In case no one is paying attention, Jindal, Pastorek, Vallas, and their "cohorts" are using the "rose-colored glasses" laced with "the broken-record" approach to propagandize the results of these so-called "turnaround schools" to brain-wash the public into believing that public schools are failing so that they can be taken over and given to the private sector. I believe governors and legislators around the nation want out of the public education business because it drains their state budgets (along with pensions and insurances for state workers--including teachers). They have to make their results seem like "gold at the end of the rainbow". It is the public they need to convince so that legislators will feel the pressure to fall into line with this scheme. And so they lie. I just hope that we won't take it all, "lying down" while they are lying to us. Thanks Mike for shedding light on the true results.

Debbie Meaux, LAE Vice-president

Sheryl Abshire said...

Mike....tell it like it is...for it appears few others will tell the truth...I believe this is much like the story "The Emperor Has No Clothes"....no one really wants to say what is glaringly apparent....such a sad commentary on our schools and school employees.....something I never thought I would see...our own state education leaders in the department seeking to destroy public education....I know our former State Supt Cecil Picard is aghast from his seat as he "looks down" on all of this.

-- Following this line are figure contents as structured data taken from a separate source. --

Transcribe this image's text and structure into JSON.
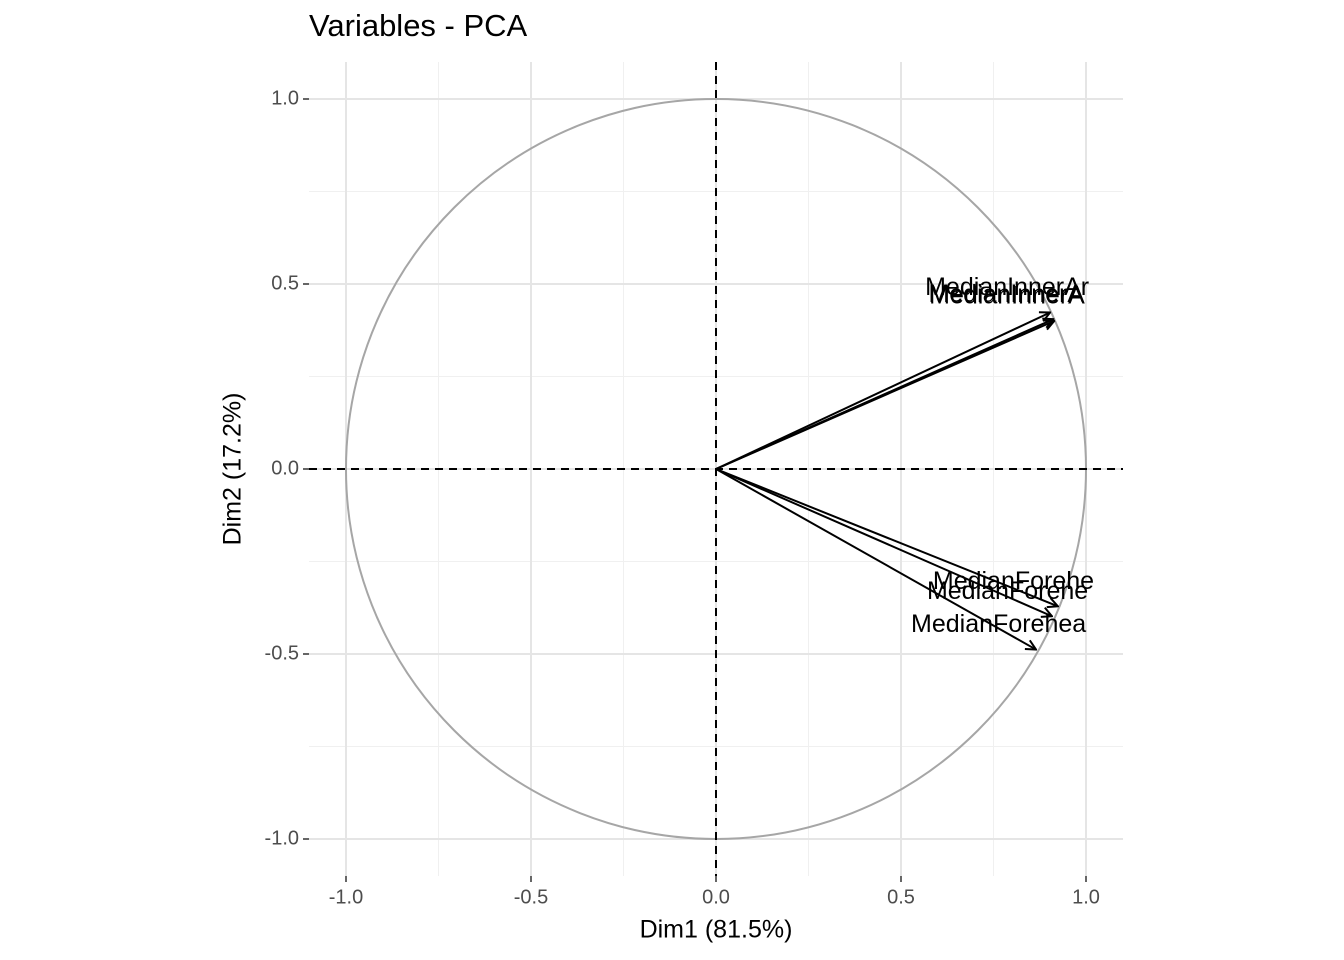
{
  "chart_data": {
    "type": "pca-variables",
    "title": "Variables - PCA",
    "x_label": "Dim1 (81.5%)",
    "y_label": "Dim2 (17.2%)",
    "xlim": [
      -1.1,
      1.1
    ],
    "ylim": [
      -1.1,
      1.1
    ],
    "xticks": [
      {
        "value": -1,
        "label": "-1.0"
      },
      -0.5,
      {
        "value": 0,
        "label": "0.0"
      },
      0.5,
      {
        "value": 1,
        "label": "1.0"
      }
    ],
    "yticks": [
      {
        "value": -1,
        "label": "-1.0"
      },
      -0.5,
      {
        "value": 0,
        "label": "0.0"
      },
      0.5,
      {
        "value": 1,
        "label": "1.0"
      }
    ],
    "xminorticks": [
      -0.75,
      -0.25,
      0.25,
      0.75
    ],
    "yminorticks": [
      -0.75,
      -0.25,
      0.25,
      0.75
    ],
    "grid": true,
    "color": "#000000",
    "circle_color": "#a6a6a6",
    "variables": [
      {
        "name": "MedianInnerAr",
        "x": 0.903,
        "y": 0.423
      },
      {
        "name": "MedianInnerA",
        "x": 0.912,
        "y": 0.405
      },
      {
        "name": "MedianInnerA",
        "x": 0.914,
        "y": 0.4
      },
      {
        "name": "MedianForehe",
        "x": 0.924,
        "y": -0.371
      },
      {
        "name": "MedianForehe",
        "x": 0.908,
        "y": -0.398
      },
      {
        "name": "MedianForehea",
        "x": 0.865,
        "y": -0.488
      }
    ]
  }
}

Keep telling the truth, Mike...someone has to.

Karen said...

Sheryl, I agree with you. For quite some time, I have been saying, "The emperor has no clothes!" I am also amazed at the excellent educators that are just laying down, taking the abuse, and not speaking up. I was told that nearly half of our educators are not even registered to vote and therefore, the legislators are not afraid to vote against the voice of the educators, the professionals!
As one who worked with Mr. Picard and was part of his mission for TRUE school reform. I believe with all my heart that he is aghast from his seat as he "looks down" on all of this.
Shame on Pastorek for tearing apart the good schools in our education system in order to promote his ideas. Fix the broken parts, but don't ruin the whole system to gain media glory.